Signed-off-by: Shmuel Kallner &lt;kallner@il.ibm.com&gt;
diff --git a/mkdocs.yml b/mkdocs.yml
@@ -70,6 +70,7 @@ nav:
         - InferencePool Rollout: guides/inferencepool-rollout.md
       - Metrics and Observability: guides/metrics-and-observability.md
       - Configuration Guide:
+          - Configuring the plugins via configuration files or text: guides/epp-configuration/config-text.md    
           - Prefix Cache Aware Plugin: guides/epp-configuration/prefix-aware.md
     - Implementer Guides:
       - Getting started: guides/implementers.md
diff --git a/site-src/guides/epp-configuration/config-text.md b/site-src/guides/epp-configuration/config-text.md
@@ -0,0 +1,255 @@
+# Configuring Plugins via text
+
+The set of lifecycle hooks (plugins) that are used by the Inference Gateway (IGW) is determined by how 
+it is configured. The IGW can be configured in several ways, either by code or via text.
+
+If configured by code either a set of predetermined environment variables must be used or one must
+fork the IGW and change code.
+
+A simpler way to congigure the IGW is to use a text based configuration. This text is in YAML format
+and can either be in a file or specified in-line as a parameter. The configuration defines the set of
+plugins to be instantiated along with their parameters. Each plugin can also be given a name, enabling
+the same plugin type to be instantiated multiple times, if needed. Also defined is a set of
+SchedulingProfiles, which determine the set of plugins to be used when scheduling a request. The set
+of plugins instantiated must also include a Profile Handler, which determines which SchedulingProfiles
+will be used for a particular request.
+
+It should be noted that while the configuration text looks like a Kubernetes Custom Resource, it is
+**NOT** a Kubernetes Custom Resource. Kubernetes infrastructure is used to load the configuration
+text and in the future will also help in versioning the text.
+
+It should also be noted that even when the configuration text is loaded from a file, it is loaded at
+the Endpoint-Picker's (EPP) startup and changes to the file at runtime are ignored.
+
+The configuration text has the following form:
+```yaml
+apiVersion: inference.networking.x-k8s.io/v1alpha1
+kind: EndpointPickerConfig
+plugins:
+- ....
+- ....
+schedulingProfiles:
+- ....
+- ....
+```
+
+The first two lines of the configuration are constant and must appear as is.
+
+The plugins section defines the set of plugins that will be instantiated and their parameters.

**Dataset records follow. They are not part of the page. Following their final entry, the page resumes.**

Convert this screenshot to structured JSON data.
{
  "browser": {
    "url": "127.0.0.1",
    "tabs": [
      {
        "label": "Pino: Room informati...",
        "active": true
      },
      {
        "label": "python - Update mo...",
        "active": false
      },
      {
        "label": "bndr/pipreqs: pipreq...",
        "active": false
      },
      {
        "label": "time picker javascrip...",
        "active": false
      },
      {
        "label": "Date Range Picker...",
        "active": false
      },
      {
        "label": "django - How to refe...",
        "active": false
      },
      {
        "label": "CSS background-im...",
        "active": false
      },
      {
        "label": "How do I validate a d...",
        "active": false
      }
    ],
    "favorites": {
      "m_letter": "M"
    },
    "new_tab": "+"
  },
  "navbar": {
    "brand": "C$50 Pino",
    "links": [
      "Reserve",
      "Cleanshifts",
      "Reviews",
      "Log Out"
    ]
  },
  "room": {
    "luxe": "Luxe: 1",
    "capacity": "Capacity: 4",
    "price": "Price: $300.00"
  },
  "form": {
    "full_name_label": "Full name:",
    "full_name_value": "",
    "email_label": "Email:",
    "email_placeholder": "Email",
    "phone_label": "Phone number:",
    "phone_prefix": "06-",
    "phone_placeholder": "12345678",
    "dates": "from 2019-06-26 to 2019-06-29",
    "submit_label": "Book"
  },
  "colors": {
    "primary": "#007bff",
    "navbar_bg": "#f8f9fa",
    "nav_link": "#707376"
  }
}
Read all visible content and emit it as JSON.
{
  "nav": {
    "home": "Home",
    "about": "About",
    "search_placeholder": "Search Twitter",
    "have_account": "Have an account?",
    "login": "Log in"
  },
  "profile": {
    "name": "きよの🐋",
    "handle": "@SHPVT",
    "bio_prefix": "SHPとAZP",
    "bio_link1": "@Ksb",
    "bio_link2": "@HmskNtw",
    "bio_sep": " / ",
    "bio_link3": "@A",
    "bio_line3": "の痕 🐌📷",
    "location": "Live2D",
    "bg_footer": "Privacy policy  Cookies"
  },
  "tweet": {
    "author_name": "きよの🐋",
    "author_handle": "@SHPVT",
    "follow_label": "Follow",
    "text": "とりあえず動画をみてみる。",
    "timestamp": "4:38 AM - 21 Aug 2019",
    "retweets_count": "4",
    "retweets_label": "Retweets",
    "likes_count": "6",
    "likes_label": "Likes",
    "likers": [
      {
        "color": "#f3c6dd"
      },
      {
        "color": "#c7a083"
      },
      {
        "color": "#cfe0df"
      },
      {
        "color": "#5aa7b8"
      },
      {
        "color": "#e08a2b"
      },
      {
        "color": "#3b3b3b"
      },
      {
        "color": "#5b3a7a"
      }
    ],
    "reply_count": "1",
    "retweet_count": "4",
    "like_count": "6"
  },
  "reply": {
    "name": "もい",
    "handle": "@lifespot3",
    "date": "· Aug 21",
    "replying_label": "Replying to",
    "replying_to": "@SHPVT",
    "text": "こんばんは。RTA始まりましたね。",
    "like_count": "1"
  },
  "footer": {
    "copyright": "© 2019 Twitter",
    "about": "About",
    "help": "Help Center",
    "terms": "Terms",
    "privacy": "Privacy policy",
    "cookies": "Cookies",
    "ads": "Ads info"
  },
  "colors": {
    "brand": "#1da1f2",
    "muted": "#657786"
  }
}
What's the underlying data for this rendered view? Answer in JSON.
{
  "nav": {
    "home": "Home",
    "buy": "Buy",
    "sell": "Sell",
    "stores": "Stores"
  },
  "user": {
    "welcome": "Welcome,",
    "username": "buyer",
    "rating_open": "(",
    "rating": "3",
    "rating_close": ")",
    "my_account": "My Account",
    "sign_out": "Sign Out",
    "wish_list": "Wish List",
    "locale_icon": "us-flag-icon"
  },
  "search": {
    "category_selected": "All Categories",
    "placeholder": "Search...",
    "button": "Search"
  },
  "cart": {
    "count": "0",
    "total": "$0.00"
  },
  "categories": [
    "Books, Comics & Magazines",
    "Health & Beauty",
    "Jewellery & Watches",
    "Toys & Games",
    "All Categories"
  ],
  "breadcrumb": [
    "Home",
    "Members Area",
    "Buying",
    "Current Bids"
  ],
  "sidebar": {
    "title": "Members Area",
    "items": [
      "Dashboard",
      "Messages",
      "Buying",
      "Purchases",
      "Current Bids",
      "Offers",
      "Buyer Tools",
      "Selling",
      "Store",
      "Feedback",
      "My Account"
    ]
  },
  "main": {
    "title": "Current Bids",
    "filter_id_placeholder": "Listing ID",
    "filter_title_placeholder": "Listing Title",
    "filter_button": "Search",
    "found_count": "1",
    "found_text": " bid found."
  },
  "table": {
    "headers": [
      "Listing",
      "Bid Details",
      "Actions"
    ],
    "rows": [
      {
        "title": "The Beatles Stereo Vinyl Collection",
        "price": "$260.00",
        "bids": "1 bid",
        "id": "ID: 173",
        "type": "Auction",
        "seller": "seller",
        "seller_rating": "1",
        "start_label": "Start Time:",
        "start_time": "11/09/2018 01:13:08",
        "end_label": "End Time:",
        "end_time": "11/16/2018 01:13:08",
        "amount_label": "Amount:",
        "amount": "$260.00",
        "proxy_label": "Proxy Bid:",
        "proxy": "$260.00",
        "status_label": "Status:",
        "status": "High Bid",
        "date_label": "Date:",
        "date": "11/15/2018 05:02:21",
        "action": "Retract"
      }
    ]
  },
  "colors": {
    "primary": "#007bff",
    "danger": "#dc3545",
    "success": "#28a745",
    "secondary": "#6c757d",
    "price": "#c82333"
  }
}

+Each entry in this section has the following form:
+
+```yaml
+- name: aName
+  type: a-type
+  parameters:
+    parm1: val1
+    parm2: val2
+```
+
+The fields in a plugin entry are:
+
+- *name* which is optional, provides a name by which the plugin instance can be referenced. If this
+field is omitted, the plugin's type will be used as its name.
+- *type* specifies the type of the plugin to be instantiated.
+- *parameters* which is optional, defines the set of parameters used to configure the plugin in question.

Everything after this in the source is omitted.